Around 10% of children with ALL experience relapse after conventional chemotherapy. Standard treatment for children with ALL and high risk for relapse in the brain was radiotherapy at the head area. However, this was associated with long-term side effects. Recent studies have shown a reduction of brain leukemia relapse in these patients after using TIT. TIT involves injecting medications into the spinal canal. TIT with methotrexate (Otrexup), hydrocortisone (Hydrocort) and cytarabine (Cytosar-U) is used to kill any cancer cells spread to the brain.

PEG-asparaginase is a chemotherapy drug that blocks the growth of cancer cells. Previous studies showed that the conventional dose of PEG-asparaginase can only prevent the relapse of cancer in blood but not in the brain. It is still unknown if higher doses of PEG-asparaginase and more intense TIT would improve the outcomes of children with ALL and high risk of brain relapse.

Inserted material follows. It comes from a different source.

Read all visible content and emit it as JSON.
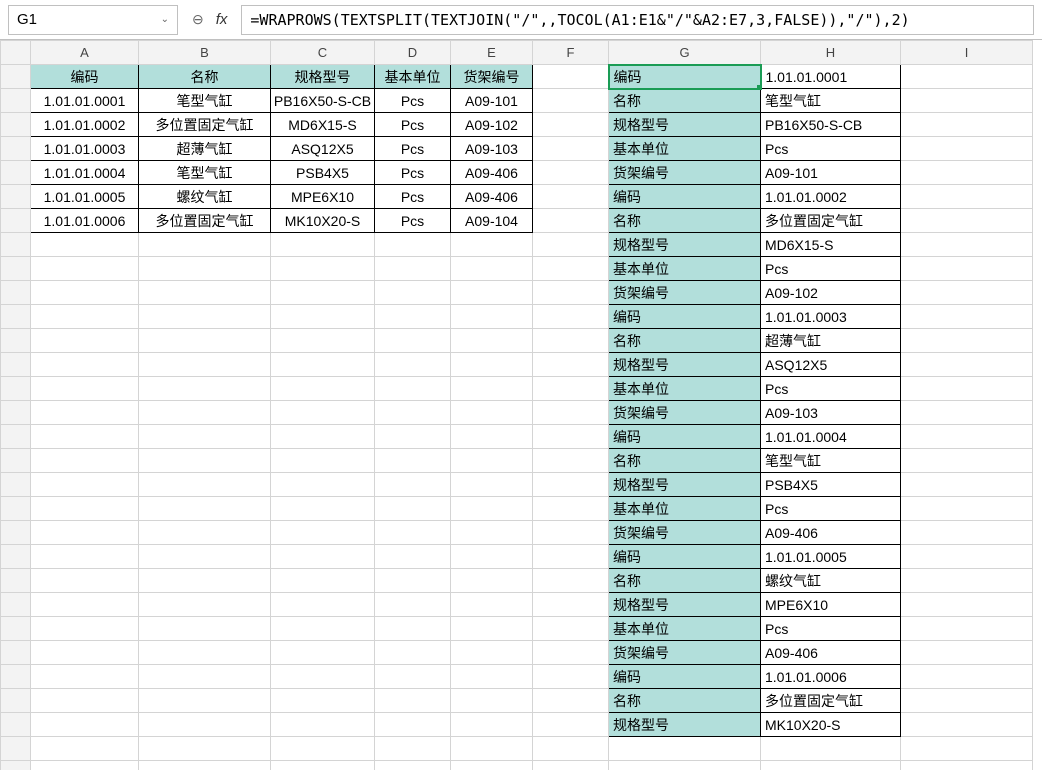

598 patients aged 18 years or younger with newly diagnosed ALL were included in this study. Patients were divided into three groups based on the risk of relapse (low-risk, standard-risk and high-risk). Patients were given during induction treatment (the first treatment given to kill leukemia cells) either the conventional dose of PEG-asparaginase (2,500 U/m²) or a higher dose (3,500 U/m²) among other standard chemotherapy drugs. High-risk patients received two additional doses of TIT during induction treatment. Patients were followed up for an average of 6.26 years.

For all patients, the rate of survival without any complications from the disease was 88.2% at 5 years. The 5-year overall survival was 94.1%, with a 1.5% risk of relapse in the brain.

98.66% of all patients were in remission after induction treatment. Among patients who received the standard PEG-asparaginase dose, 90.4% were in complete remission after 5 years. This was compared to 91.2% in the higher PEG-asparaginase group.

High-risk patients who received more intense TIT had a significantly lower risk of relapse in brain (1.8%) compared to those in a previous study where two extra doses of intrathecal treatment were avoided (5.7%). There were no differences in side effects between patients who received standard and intensified TIT.

The study concluded that higher doses of PEG-asparaginase did not add more benefit to the outcomes of children with ALL in children. However, the early induction and additional TIT safely reduced the relapse of ALL in the brain of high-risk patients.

This study compared TIT among patients in two different studies. This might have affected the results. More studies are needed for stronger evidence.